4) Wehe mir, so spricht ein Zeuge, der Apostel Paulus spricht so 1. Cor. 9., wenn ich das Evangelium nicht predigte. Aber das Evangelium würde wenig Evangelium, fröhliche Botschaft sein, wenn es für die Empfänger eine gleichgültige Sache wäre, ob sie sie anhören und annehmen wollten oder sie von sich weisen und verwerfen. Sein Gebot ist die Botschaft; davon sagt Christus, es sei das ewige Leben. Dies ist die Zusage, die Verheißung, die gerne ausgesprochen, mit welcher das Zeugniß von Christo auftritt. Anderes hat es nicht zu bieten, Silber und Gold, Wohlergehen und langes Leben wird nicht in Aussicht gestellt. So thut das neue Testament nicht, das alte thut es, auf daß dir's wohlgehe und du lange lebest auf Erden.

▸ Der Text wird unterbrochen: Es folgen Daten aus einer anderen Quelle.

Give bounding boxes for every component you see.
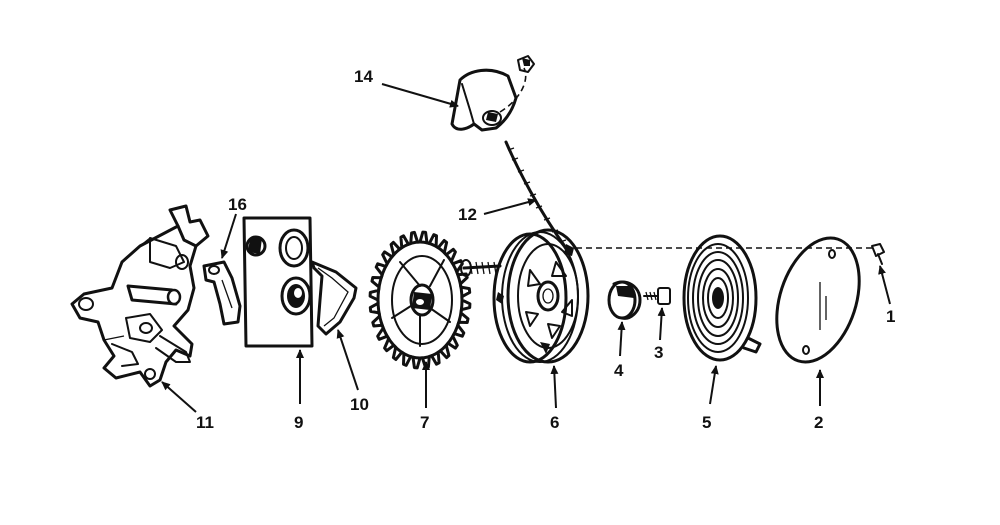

Christus dagegen: Selig sind, die geistlich arm sind; denn das Himmelreich ist ihr, und: Selig sind die Leidtragenden; denn sie sollen getröstet weiden. Das ist die Verheißung. Kein Einschluß ohne Ausschluß, das Ausschlußwort lautet im mildern Ausdruck: Ich sage euch, daß der Männer keiner, die geladen sind, mein Abendmahl schmecken wird. Wir können indeß auch andere Ausschlußformeln preisen -. Amen.